Character and Temperament
Pembrokes are happy little dogs, affectionate without being pushy with their attentions. An alert household guard dog, the Pembroke is quicker to become excited than the Cardigan. The breed's bold but kindly temperament and considerable intelligence make it a skilled competitor in many dog sports and activities.
Appearance and Size
The Pembroke is a small, low-set, sturdy dog. The standard describes the breed as "giving an impression of substance and stamina in a small space." The body should be solid and well-muscled, longer than tall, but balanced and moderate. Pembrokes reach heights of 10 to 12 inches at the shoulder, and weights of no more than 28 lbs. for females or 30 lbs. for males. The head is foxy, with pointed ears, a wide and flat skull, and a tapering muzzle that is somewhat shorter than the rest of the head. The ideal Pembroke has a scissors bite, with the top teeth closing just in front of and touching the bottom teeth, although a level bite with the teeth meeting evenly is acceptable.
Coat and Colors
The breed's hardiness is echoed in its coat, which is medium-length, short and thick with a dense, fluffy undercoat that resists wind and weather. Pembrokes shed seasonally, losing the undercoat during the warmer months. Acceptable coat colors are black and tan, red, sable or fawn. White markings are permitted on the underside, legs, neck and muzzle, and as a narrow blaze on the face.
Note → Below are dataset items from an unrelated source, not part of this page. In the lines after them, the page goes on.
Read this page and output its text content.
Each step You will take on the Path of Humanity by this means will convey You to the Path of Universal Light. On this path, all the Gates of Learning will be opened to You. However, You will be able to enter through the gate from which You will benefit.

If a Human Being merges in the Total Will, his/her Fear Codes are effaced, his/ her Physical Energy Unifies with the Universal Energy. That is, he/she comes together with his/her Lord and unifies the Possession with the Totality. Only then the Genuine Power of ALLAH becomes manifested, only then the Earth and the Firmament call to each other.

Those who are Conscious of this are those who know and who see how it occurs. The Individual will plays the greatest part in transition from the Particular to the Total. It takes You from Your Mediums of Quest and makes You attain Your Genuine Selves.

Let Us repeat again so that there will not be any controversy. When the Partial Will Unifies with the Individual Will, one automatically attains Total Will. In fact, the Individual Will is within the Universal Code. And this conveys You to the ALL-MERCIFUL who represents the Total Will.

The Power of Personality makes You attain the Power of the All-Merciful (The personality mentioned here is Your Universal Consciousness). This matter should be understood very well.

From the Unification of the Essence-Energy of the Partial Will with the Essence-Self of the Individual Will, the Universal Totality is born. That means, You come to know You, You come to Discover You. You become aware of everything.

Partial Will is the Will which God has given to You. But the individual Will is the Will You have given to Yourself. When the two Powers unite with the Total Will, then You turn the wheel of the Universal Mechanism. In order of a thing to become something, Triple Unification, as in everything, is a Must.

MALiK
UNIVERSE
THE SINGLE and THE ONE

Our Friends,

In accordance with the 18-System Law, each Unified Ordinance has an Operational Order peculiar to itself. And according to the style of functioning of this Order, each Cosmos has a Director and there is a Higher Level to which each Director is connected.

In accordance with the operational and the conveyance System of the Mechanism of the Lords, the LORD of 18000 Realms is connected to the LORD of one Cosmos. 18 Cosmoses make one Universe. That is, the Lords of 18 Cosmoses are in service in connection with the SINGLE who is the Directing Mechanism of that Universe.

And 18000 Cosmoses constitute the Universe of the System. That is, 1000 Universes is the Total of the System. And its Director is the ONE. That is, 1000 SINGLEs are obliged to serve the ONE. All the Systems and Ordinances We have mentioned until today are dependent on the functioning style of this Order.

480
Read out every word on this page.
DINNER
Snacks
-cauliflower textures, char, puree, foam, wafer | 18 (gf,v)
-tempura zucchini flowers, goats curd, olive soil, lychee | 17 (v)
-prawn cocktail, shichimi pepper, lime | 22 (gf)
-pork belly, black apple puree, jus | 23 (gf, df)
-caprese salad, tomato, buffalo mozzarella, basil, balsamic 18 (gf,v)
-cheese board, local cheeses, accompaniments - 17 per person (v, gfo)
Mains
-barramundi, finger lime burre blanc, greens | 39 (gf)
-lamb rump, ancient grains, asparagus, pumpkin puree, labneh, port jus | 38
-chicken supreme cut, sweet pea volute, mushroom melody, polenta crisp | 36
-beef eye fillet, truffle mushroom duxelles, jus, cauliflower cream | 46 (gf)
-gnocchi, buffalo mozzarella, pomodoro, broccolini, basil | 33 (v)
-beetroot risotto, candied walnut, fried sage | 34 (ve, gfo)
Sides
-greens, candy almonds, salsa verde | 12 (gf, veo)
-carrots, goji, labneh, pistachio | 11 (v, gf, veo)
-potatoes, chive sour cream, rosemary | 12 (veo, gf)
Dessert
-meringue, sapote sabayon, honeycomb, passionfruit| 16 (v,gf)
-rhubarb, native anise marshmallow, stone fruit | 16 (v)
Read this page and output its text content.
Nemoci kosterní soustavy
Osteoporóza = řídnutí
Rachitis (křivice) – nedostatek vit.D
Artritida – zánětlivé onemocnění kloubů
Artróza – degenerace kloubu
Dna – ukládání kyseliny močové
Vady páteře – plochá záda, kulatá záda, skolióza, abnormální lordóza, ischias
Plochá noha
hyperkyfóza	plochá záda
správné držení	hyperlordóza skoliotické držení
The Pembroke Welsh corgi is a relatively healthy breed, though that doesn't mean they are unlikely to experience some health problems. Responsible Pembroke breeders screen for hip dysplasia, eye conditions such as progressive retinal atrophy or cataracts, and degenerative myelopathy, a late-onset condition related to ALS in humans. The average Pembroke lifespan is 12 to 15 years.